The crafting of the treaty represents “a historic and overwhelming success for international marine protection”, said Steffi Lemke, Germany's Environment Minister.

“For the first time, we are getting a binding agreement for the high seas, which until now have hardly been protected,” Ms. Lemke said.

Comprehensive protection of endangered species and habitats is now finally possible on more than 40% of the Earth’s surface.” The treaty also establishes ground rules for conducting environmental impact assessments for commercial activities in the oceans.

It means all activities planned for the high seas need to be looked at, though not all will go through a full assessment,” said Jessica Battle, an oceans governance expert at the Worldwide Fund for Nature.

 

India close to ‘Hindu rate of growth’, says ex RBI chief(Page no. 10)

(GS Paper 3, Indian Economy)

Sounding a note of caution, former Reserve Bank Governor Raghuram Rajan said that India was “dangerously close” to the ‘Hindu rate of growth’ in view of the subdued private sector investment, high interest rates and slowing global growth.
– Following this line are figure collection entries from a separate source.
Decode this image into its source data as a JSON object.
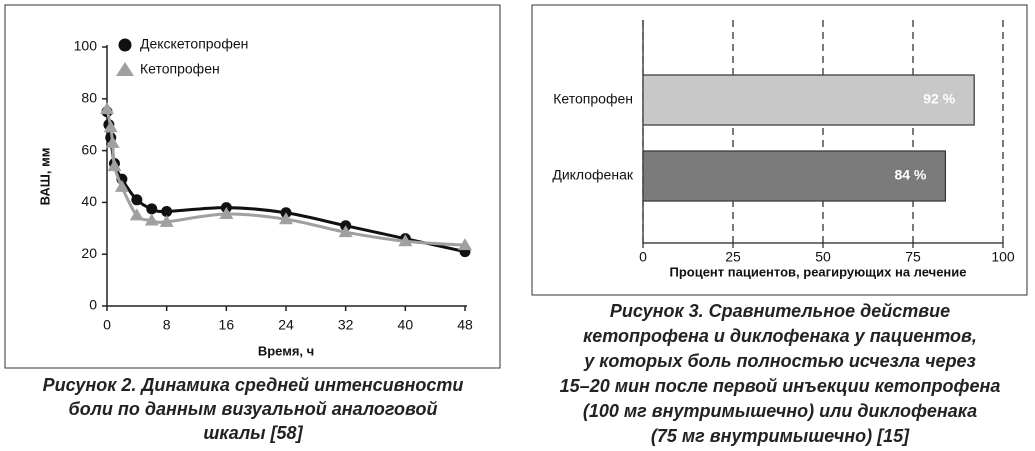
{
  "chart_data": [
    {
      "type": "line",
      "xlabel": "Время, ч",
      "ylabel": "ВАШ, мм",
      "xlim": [
        0,
        48
      ],
      "xticks": [
        0,
        8,
        16,
        24,
        32,
        40,
        48
      ],
      "ylim": [
        0,
        100
      ],
      "yticks": [
        0,
        20,
        40,
        60,
        80,
        100
      ],
      "legend": "upper left",
      "series": [
        {
          "name": "Декскетопрофен",
          "color": "#111111",
          "line_color": "#111111",
          "marker": "circle",
          "x": [
            0,
            0.25,
            0.5,
            1,
            2,
            4,
            6,
            8,
            16,
            24,
            32,
            40,
            48
          ],
          "values": [
            75,
            70,
            65,
            55,
            49,
            41,
            37.5,
            36.5,
            38,
            36,
            31,
            26,
            21
          ]
        },
        {
          "name": "Кетопрофен",
          "color": "#a0a0a0",
          "line_color": "#a0a0a0",
          "marker": "triangle",
          "x": [
            0,
            0.5,
            0.75,
            1,
            2,
            4,
            6,
            8,
            16,
            24,
            32,
            40,
            48
          ],
          "values": [
            76,
            69,
            63,
            54,
            46,
            35,
            33,
            32.5,
            35.5,
            33.5,
            28.5,
            25,
            23.5
          ]
        }
      ],
      "caption": [
        "Рисунок 2. Динамика средней интенсивности",
        "боли по данным визуальной аналоговой",
        "шкалы [58]"
      ]
    },
    {
      "type": "bar",
      "orientation": "horizontal",
      "categories": [
        "Кетопрофен",
        "Диклофенак"
      ],
      "values": [
        92,
        84
      ],
      "value_labels": [
        "92 %",
        "84 %"
      ],
      "colors": [
        "#c8c8c8",
        "#7b7b7b"
      ],
      "xlim": [
        0,
        100
      ],
      "xticks": [
        0,
        25,
        50,
        75,
        100
      ],
      "grid": true,
      "xlabel": "Процент пациентов, реагирующих на лечение",
      "caption": [
        "Рисунок 3. Сравнительное действие",
        "кетопрофена и диклофенака у пациентов,",
        "у которых боль полностью исчезла через",
        "15–20 мин после первой инъекции кетопрофена",
        "(100 мг внутримышечно) или диклофенака",
        "(75 мг внутримышечно) [15]"
      ]
    }
  ]
}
Mr. Rajan said that sequential slowdown in the quarterly growth, as revealed by the latest estimate of the national income released by the National Statistical Office (NSO) last month, was worrying.

The ‘Hindu rate of growth’ is a term describing low Indian economic growth rates from the 1950s to the 1980s, which averaged around 4%.

“Of course, the optimists will point to the upward revisions in past GDP numbers, but I am worried about the sequential slowdown.

With the private sector unwilling to invest, the RBI still hiking rates, and global growth likely to slow later in the year, I am not sure where we find additional growth momentum,” Mr. Rajan said.

The key question is what Indian growth will be in fiscal 2023-24, Mr. Rajan said, adding, “The RBI projects an even lower 4.2% for the last quarter of this fiscal.

At this point, the average annual growth of the October-December quarter relative to the similar pre-pandemic quarter three years ago is 3.7%.”

The government, he said, was doing its bit on infrastructure investment but its manufacturing thrust was yet to pay dividends.